I initially use the Topaz Labs AI sharpening tool to remove the blurriness from my face-swapped illustrations, but I find it cannot handle photos with lots of small details or texture.

Luminar Neo

I buy this as a Photoshop replacement because it’s on sale, but it isn’t until January that I try using it. I find it difficult. It has many lighting effects and it is decent at removing objects, but Affinity Photo feels like a better fit for image editing given I’m working with a lot of illustrative images. Luminar Neo is likely a better fit for actual photographs. But its AI is only marginally better than Adobe’s and its upscaler isn’t any better than Midjourney.

CodeFormer

During a live stream event, Inswapper is mentioned as another face replacement tool. It’s commonly used in conjunction with Midjourney when mapped to specific IDs. In the repo, Inswapper appears to use Face Fusion as a base and it also mentions CodeFormer as a dependency. I decide to see if I can simply run the latter without involving Midjourney.
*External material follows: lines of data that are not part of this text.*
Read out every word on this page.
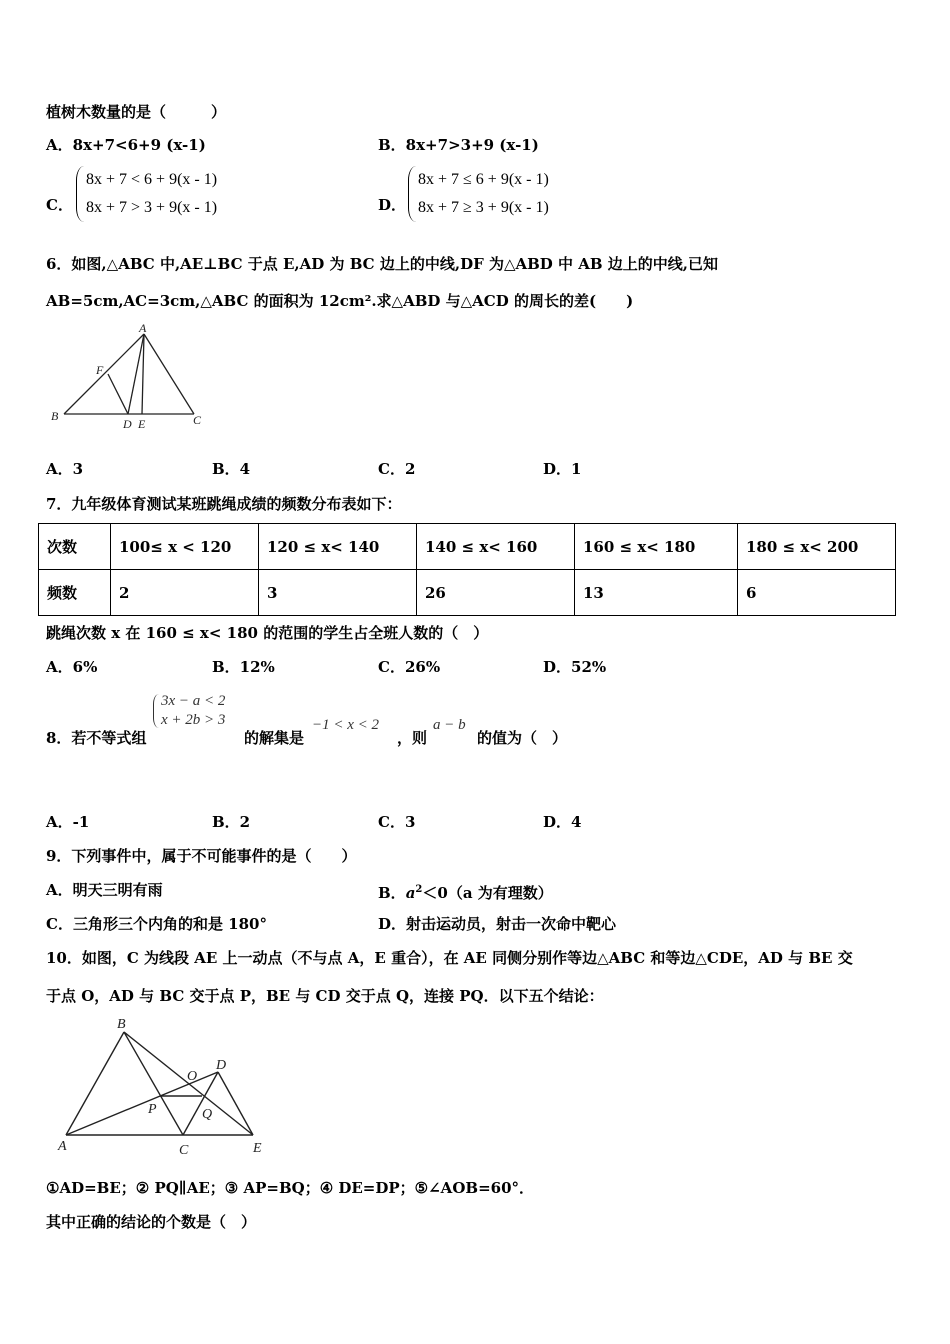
植树木数量的是（　　　）
A．8x+7<6+9 (x-1)	B．8x+7>3+9 (x-1)
C．
8x + 7 < 6 + 9(x - 1)
8x + 7 > 3 + 9(x - 1)	D．
8x + 7 ≤ 6 + 9(x - 1)
8x + 7 ≥ 3 + 9(x - 1)
6．如图,△ABC 中,AE⊥BC 于点 E,AD 为 BC 边上的中线,DF 为△ABD 中 AB 边上的中线,已知
AB=5cm,AC=3cm,△ABC 的面积为 12cm².求△ABD 与△ACD 的周长的差(　　)
A
F
B
D E	C
A．3	B．4	C．2	D．1
7．九年级体育测试某班跳绳成绩的频数分布表如下：
次数	100≤ x < 120	120 ≤ x< 140	140 ≤ x< 160	160 ≤ x< 180	180 ≤ x< 200
频数	2	3	26	13	6
跳绳次数 x 在 160 ≤ x< 180 的范围的学生占全班人数的（　）
A．6%	B．12%	C．26%	D．52%
8．若不等式组
3x − a < 2
x + 2b > 3
的解集是
−1 < x < 2
，则
a − b
的值为（　）
A．-1	B．2	C．3	D．4
9．下列事件中，属于不可能事件的是（　　）
A．明天三明有雨	B．$a^2<0(a$ 为有理数）
C．三角形三个内角的和是 180°	D．射击运动员，射击一次命中靶心
10．如图，C 为线段 AE 上一动点（不与点 A，E 重合），在 AE 同侧分别作等边△ABC 和等边△CDE，AD 与 BE 交
于点 O，AD 与 BC 交于点 P，BE 与 CD 交于点 Q，连接 PQ．以下五个结论：
B
D
O
P	Q
A	C	E
①AD=BE；② PQ∥AE；③ AP=BQ；④ DE=DP；⑤∠AOB=60°．
其中正确的结论的个数是（　）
This leads me down a rabbit hole that starts with a web UI on HuggingFace where I can run the tool online and ends with me reinstalling Stable Diffusion and resolving my previously encountered errors by creating an NVIDIA account and properly installing CUDA. Under Extras in Stable Diffusion I enable CodeFormer, thereby giving me the same functionality as the HuggingFace instance, but as an action that I can run on my own machine. (I’m always a little paranoid that free tools will become paid tools if I don’t act fast enough.) The output quality of CodeFormer is also a vast improvement over Topaz AI, go figure.

And that brings us to the present, a little more than 3 months away from the one year mark of my starting this whole AI and book social media publishing journey.